Electron tomography and 3D reconstruction allow us to resolve the membranes of the vesicles and those of the cells from which they form. Electron tomography of resin-embedded biofilms, in which fixation artifacts have been minimized through high-pressure ultrarapid freezing approaches, also allows us to resolve the structures of bacterial cell outer membranes that are very closely apposed to each other in areas (Figures 1e–g). The data show that the envelope structures of neighboring cells in biofilms can be very closely apposed, with little or no intervening material mediating the contact between cells in M. xanthus biofilms of high density, but we have not observed fusion of outer membranes as was hypothesized by Kaiser and colleagues (Nudleman et al., 2005).

Dr Sogaard-Andersen makes a suggestion that the surfaces of M. xanthus cells may contain truncated assemblies of FrzCD proteins that can ‘sense’ the differences between the surfaces of adjacent Myxococci and inert surfaces. These sensory assemblies could only operate in regions in which the cells are in very close contact, without extensive exopolysaccharide between adjacent cells, and the appositions we observed between tightly packed cells (Figures 1e–g) could represent such proposed intimate contacts.
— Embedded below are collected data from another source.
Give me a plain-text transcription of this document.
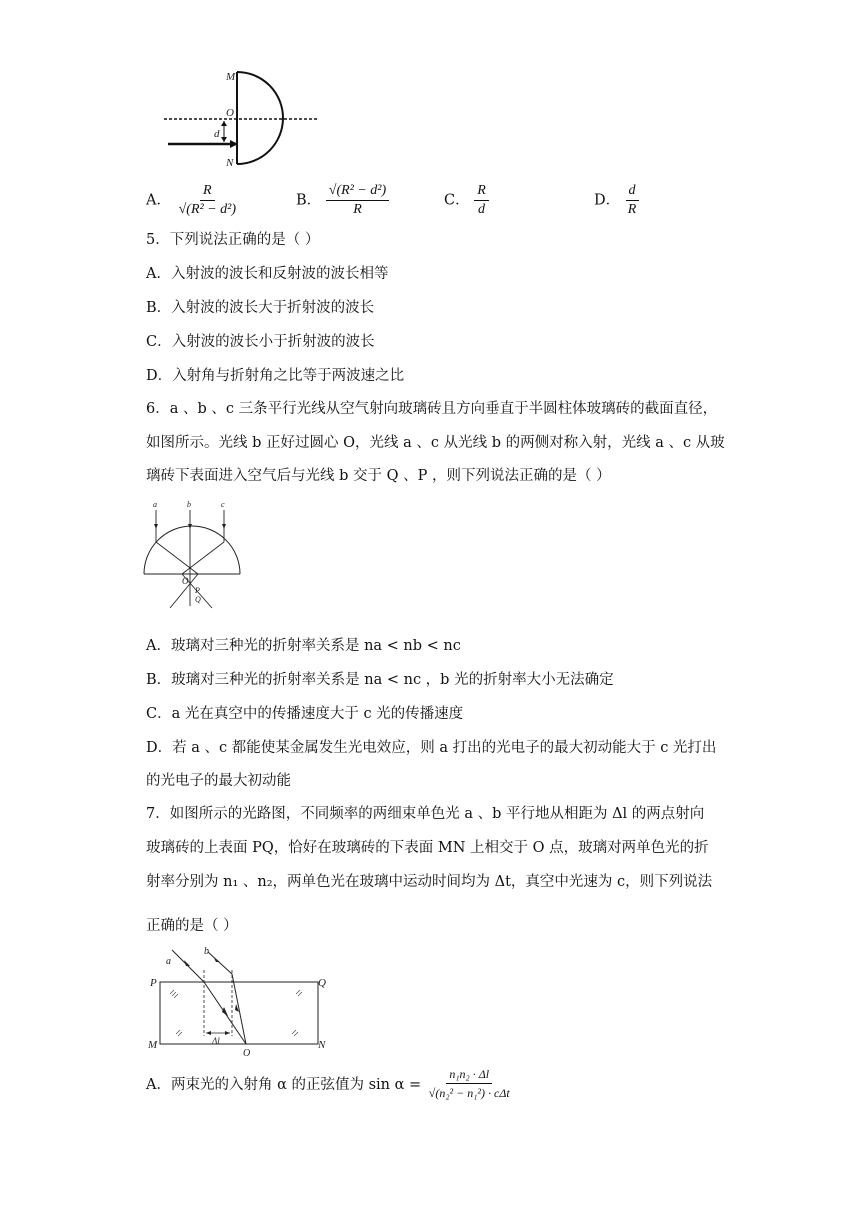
M
O
d
N
A． $\frac{R}{\text{√(R² − d²)}}$	B． $\frac{\text{√(R² − d²)}}{R}$	C． $\frac{R}{d}$	D． $\frac{d}{R}$
5．下列说法正确的是（ ）
A．入射波的波长和反射波的波长相等
B．入射波的波长大于折射波的波长
C．入射波的波长小于折射波的波长
D．入射角与折射角之比等于两波速之比
6．a 、b 、c 三条平行光线从空气射向玻璃砖且方向垂直于半圆柱体玻璃砖的截面直径，
如图所示。光线 b 正好过圆心 O，光线 a 、c 从光线 b 的两侧对称入射，光线 a 、c 从玻
璃砖下表面进入空气后与光线 b 交于 Q 、P ，则下列说法正确的是（ ）
a	b	c
O
P
Q
A．玻璃对三种光的折射率关系是 na < nb < nc
B．玻璃对三种光的折射率关系是 na < nc ，b 光的折射率大小无法确定
C．a 光在真空中的传播速度大于 c 光的传播速度
D．若 a 、c 都能使某金属发生光电效应，则 a 打出的光电子的最大初动能大于 c 光打出
的光电子的最大初动能
7．如图所示的光路图，不同频率的两细束单色光 a 、b 平行地从相距为 Δl 的两点射向
玻璃砖的上表面 PQ，恰好在玻璃砖的下表面 MN 上相交于 O 点，玻璃对两单色光的折
射率分别为 n₁ 、n₂，两单色光在玻璃中运动时间均为 Δt，真空中光速为 c，则下列说法
正确的是（ ）
a
b
P	Q
M	N
O
Δl
A．两束光的入射角 α 的正弦值为 $\sin \alpha = \frac{\text{n₁n₂ · Δl}}{\text{√(n₂² − n₁²) · cΔt}}$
These paired observations, in which molecular data are placed in a structural context, are a powerful tool in the examination of intact microbial communities. We submit that this revelation that cells of M. xanthus may exchange proteins, by means of vesicles and/or intimate cell–cell contacts, represents another layer of complexity in the continuing story of the biofilms that predominate in natural ecosystems. Furthermore, the notion that individual cells in a biofilm community can exchange proteins, and thus endow their neighbors with characteristics (for example, specific forms of motility) for which they lack the genomic capability, represents a new level of sophistication in biofilm communities.
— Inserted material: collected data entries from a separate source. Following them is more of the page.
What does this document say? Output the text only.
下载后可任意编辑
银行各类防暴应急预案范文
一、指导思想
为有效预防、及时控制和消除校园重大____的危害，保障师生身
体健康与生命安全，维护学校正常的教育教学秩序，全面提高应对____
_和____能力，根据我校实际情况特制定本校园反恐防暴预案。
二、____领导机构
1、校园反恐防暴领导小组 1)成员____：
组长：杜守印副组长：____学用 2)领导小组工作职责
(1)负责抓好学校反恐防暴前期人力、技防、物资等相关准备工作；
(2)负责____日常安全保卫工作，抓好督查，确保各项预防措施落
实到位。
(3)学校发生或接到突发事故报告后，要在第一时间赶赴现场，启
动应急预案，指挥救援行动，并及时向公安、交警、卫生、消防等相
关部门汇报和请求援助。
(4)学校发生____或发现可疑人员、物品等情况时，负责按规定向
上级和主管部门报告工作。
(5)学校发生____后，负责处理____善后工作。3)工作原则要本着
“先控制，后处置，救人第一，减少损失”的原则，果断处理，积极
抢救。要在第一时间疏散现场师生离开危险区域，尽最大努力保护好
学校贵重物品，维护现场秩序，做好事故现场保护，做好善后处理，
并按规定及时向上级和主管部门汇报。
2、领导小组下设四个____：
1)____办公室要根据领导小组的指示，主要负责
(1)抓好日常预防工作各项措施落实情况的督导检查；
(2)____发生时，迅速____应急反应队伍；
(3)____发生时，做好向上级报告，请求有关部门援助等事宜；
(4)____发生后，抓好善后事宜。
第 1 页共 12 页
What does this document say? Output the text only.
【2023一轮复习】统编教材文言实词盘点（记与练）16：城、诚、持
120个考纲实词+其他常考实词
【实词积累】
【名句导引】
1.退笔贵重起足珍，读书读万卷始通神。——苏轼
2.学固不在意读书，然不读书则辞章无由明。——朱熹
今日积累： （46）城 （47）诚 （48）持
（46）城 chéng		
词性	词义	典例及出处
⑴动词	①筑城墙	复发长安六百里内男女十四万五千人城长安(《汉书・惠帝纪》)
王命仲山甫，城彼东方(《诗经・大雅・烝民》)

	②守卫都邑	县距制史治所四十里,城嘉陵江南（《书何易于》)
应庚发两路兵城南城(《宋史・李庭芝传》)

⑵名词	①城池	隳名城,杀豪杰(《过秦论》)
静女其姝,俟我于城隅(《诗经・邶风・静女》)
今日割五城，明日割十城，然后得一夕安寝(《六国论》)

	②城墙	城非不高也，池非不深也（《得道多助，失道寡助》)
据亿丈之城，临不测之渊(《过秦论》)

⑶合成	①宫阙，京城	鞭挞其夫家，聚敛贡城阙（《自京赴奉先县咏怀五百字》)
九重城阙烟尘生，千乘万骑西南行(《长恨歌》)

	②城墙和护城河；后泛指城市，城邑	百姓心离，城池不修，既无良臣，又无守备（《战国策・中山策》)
Further ultrastructural analysis of more mature biofilms revealed a high density of membrane structures (see Figure 2) that have the potential to connect bacteria within a biofilm and allow them to share energy and substrate and signaling molecules. With conventional sectioning and transmission electron microscopy imaging approaches, it is nearly impossible to follow such long membrane structures in a biofilm from one cell to another. We therefore have begun to use a brand new imaging approach, known as focused ion beam scanning electron microscopy, which allows the study of such mature dense biofilm communities in depth of several microns. We anticipate that this novel 3D imaging approach will yield macromolecular-resolution insight into community organization and allow visualization of its distinguished intracellular and extracellular macromolecular machines inventory. We believe that a combination of in-depth high-resolution ultrastructural 3D analysis, genetics, biochemistry and correlative physiological assays are needed to understand and possibly model the coordinated, tissue-like behavior of bacteria in biofilms as a collective organism rather than individual independently acting cells.

Figure 2

Potential cell–cell connections in densely populated mature Myxococcus Xanthus biofilms. (a) Low-magnification longitudinal view of ∼100 nm thin section of M. xanthus biofilm. Notice the preferential relative orientation of M. xanthus cells. Scale bar=2 μm. (b) Higher magnification view into extracellular space, showing membrane structures that may connect neighboring cells. Scale bar=100 nm.